Политический кризис в ушедшем году охватил полмира, но пока не затронул Россию. На фоне мировой турбулентности отечественная стабильность кажется почти неестественной. Но зима не бывает вечной, рано или поздно застои сменяются бурными событиями.
17 января в Россию из Германии вернулся главный отечественный возмутитель политического спокойствия Алексей Навальный. На границе он был задержан и доставлен в отдел полиции в Химках, где прошло выездное заседание суда, который по требованию ФСИН заключил Навального под стражу. В ответ политик выпустил видеообращение, в котором призвал своих сторонников выходить на улицы. Акция протеста в Москве и других городах была назначена на 23 января. Этот митинг — хороший повод разобраться, сложились ли в российской столице условия для масштабных протестных выступлений, таких же, какие начались ровно десять лет назад на Чистых прудах.
Генеральная репетиция 2011-го
Трудно избавиться от чувства дежавю. Однажды мы уже переживали что-то подобное. 2011 год начинался с чувства тотальной, почти изнуряющей стабильности. Тогда в багаже не было ни такого острого, как сейчас, конфликта между Россией и Западом, ни семилетнего падения доходов населения. Наоборот, нулевые прошли под знаком быстрого экономического роста в отличие от десятых, ставших эпохой стагнации и кризиса.

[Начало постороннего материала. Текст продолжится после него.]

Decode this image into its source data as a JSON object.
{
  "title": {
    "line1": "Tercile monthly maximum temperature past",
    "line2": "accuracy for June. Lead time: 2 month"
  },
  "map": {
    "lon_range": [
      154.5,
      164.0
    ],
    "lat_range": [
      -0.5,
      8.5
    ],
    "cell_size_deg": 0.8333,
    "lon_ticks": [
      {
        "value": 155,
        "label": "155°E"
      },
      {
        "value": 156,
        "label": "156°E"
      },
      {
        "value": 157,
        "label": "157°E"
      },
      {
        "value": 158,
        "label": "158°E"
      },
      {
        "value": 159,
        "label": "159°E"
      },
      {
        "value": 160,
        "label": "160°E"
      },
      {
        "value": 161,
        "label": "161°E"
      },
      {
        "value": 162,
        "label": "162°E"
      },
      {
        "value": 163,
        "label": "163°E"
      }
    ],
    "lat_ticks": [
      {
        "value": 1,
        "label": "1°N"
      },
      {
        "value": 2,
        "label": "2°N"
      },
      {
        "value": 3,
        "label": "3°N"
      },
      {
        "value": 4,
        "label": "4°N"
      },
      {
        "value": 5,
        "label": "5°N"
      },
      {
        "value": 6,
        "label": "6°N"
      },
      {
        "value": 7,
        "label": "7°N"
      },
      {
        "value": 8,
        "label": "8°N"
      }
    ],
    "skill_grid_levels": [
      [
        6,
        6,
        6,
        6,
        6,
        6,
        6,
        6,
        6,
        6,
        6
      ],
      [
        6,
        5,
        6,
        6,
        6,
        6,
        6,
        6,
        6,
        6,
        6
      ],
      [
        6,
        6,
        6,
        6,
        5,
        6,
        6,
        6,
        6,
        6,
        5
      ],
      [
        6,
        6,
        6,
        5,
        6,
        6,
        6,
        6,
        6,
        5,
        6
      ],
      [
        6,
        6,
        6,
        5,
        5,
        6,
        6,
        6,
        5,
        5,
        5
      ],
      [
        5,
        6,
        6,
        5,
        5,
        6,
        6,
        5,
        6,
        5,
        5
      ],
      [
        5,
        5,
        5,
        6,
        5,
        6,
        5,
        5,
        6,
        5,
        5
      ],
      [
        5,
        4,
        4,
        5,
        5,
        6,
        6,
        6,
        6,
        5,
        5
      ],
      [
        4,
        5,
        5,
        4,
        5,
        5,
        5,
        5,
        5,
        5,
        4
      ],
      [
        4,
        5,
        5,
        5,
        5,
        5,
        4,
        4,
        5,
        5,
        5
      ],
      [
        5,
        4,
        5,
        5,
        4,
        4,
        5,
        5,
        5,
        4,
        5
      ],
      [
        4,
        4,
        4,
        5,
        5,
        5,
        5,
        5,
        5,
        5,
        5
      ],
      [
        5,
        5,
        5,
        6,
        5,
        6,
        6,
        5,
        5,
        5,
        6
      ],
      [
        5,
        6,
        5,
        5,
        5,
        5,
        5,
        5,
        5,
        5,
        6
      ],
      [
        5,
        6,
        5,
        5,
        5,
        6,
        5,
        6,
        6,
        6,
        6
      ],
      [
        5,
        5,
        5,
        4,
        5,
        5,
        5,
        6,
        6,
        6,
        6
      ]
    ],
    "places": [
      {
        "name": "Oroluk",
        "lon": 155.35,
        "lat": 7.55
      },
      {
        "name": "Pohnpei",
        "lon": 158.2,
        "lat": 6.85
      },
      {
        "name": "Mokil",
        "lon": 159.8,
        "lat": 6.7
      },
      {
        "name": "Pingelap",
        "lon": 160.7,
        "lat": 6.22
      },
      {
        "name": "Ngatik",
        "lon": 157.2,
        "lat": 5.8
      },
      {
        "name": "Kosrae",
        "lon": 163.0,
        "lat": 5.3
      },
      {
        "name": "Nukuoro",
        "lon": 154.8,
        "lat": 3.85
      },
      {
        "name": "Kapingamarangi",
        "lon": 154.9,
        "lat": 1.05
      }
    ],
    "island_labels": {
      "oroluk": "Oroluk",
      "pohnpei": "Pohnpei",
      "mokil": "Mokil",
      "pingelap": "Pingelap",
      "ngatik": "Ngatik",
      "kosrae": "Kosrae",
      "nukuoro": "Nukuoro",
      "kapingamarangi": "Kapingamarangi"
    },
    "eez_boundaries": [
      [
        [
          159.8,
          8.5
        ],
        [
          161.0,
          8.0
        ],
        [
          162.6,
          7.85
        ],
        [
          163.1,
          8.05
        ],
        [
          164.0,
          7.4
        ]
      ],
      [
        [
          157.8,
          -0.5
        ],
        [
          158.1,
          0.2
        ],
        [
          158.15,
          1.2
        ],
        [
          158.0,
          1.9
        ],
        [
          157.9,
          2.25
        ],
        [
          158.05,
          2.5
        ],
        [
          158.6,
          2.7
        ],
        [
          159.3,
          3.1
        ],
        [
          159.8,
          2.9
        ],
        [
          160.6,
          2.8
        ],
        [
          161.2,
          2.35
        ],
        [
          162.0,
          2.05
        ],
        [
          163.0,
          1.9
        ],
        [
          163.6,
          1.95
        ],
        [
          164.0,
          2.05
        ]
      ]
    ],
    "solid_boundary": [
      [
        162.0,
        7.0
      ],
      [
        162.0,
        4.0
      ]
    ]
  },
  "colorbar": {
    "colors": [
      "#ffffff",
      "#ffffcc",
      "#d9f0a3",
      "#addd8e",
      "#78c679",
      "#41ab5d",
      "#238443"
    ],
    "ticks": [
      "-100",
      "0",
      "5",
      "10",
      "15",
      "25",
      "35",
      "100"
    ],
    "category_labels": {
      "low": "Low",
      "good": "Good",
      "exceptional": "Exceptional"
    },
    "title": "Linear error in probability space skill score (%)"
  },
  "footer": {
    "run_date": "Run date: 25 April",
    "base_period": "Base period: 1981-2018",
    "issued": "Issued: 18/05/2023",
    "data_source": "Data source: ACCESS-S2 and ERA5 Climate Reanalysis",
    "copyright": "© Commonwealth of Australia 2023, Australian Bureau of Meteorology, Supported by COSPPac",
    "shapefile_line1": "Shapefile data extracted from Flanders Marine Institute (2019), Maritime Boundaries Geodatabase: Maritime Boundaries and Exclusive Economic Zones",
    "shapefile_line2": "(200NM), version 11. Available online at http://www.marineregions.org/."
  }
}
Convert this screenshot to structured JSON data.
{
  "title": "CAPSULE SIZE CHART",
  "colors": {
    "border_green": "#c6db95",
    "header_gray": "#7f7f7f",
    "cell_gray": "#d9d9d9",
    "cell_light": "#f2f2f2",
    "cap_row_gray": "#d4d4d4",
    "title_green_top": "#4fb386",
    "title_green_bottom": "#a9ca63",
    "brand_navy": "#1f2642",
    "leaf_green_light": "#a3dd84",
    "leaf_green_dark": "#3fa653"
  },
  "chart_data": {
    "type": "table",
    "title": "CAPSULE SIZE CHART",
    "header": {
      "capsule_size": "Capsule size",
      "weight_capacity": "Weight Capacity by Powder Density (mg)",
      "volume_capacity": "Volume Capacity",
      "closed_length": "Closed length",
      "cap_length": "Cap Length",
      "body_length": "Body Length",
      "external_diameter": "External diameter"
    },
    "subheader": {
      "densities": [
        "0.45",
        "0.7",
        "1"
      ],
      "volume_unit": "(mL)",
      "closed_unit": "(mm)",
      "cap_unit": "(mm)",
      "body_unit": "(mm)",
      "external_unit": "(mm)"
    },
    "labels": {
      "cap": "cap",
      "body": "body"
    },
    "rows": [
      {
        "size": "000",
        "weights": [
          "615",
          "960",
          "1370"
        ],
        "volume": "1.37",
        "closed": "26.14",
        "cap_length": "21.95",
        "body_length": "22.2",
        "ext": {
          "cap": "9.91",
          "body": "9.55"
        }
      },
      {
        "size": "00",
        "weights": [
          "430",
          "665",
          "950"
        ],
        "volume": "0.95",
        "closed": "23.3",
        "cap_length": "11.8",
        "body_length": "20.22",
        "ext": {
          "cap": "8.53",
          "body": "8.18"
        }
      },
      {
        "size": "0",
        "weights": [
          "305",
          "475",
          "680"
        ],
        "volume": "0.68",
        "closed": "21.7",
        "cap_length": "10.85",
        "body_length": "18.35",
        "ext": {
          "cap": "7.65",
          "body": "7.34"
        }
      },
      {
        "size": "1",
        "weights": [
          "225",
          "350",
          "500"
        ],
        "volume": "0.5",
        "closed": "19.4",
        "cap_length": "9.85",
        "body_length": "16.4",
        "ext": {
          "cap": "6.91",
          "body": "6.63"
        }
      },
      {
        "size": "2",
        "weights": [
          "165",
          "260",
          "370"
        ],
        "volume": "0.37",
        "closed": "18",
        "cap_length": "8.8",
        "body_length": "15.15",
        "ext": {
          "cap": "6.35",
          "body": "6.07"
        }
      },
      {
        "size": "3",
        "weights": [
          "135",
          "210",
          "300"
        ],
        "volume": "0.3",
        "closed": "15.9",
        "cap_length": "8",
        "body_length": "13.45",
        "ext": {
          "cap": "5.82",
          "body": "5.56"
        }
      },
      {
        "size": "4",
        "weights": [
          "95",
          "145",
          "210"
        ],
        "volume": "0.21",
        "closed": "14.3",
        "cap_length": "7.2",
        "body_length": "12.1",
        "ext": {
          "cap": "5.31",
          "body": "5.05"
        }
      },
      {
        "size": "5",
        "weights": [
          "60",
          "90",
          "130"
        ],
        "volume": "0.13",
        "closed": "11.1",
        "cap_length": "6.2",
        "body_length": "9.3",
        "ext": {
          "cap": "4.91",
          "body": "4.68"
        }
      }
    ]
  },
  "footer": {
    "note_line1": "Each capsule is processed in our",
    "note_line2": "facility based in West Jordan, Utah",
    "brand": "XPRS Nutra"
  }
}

2011-й завершился митингами, которые журнал The Economist назвал «русским пробуждением» и оценил как «крупнейшие с начала 1990-х». Эпицентром этого движения стали московские Болотная площадь и проспект Сахарова. Но многотысячные протесты прокатились по всей стране. По данным «Левада-центра», в декабре 2011 года 46% москвичей одобряли протестную направленность прошедших митингов и лишь четверть горожан относилась к ним скептически. При этом 73% опрошенных одобряли требования митингующих. Даже тогдашний президент Дмитрий Медведев признал, что протесты продемонстрировали исчерпанность старой политической модели страны. «Модель нужно менять, и только в этом случае у нашей страны будет динамичное развитие», — сказал он. В конце концов власти пошли на уступки. Была облегчена процедура регистрации партий, возвращены выборы губернаторов. А в мае 2012-го новый-старый президент Владимир Путин обнародовал так называемые майские указы о масштабных социальных программах.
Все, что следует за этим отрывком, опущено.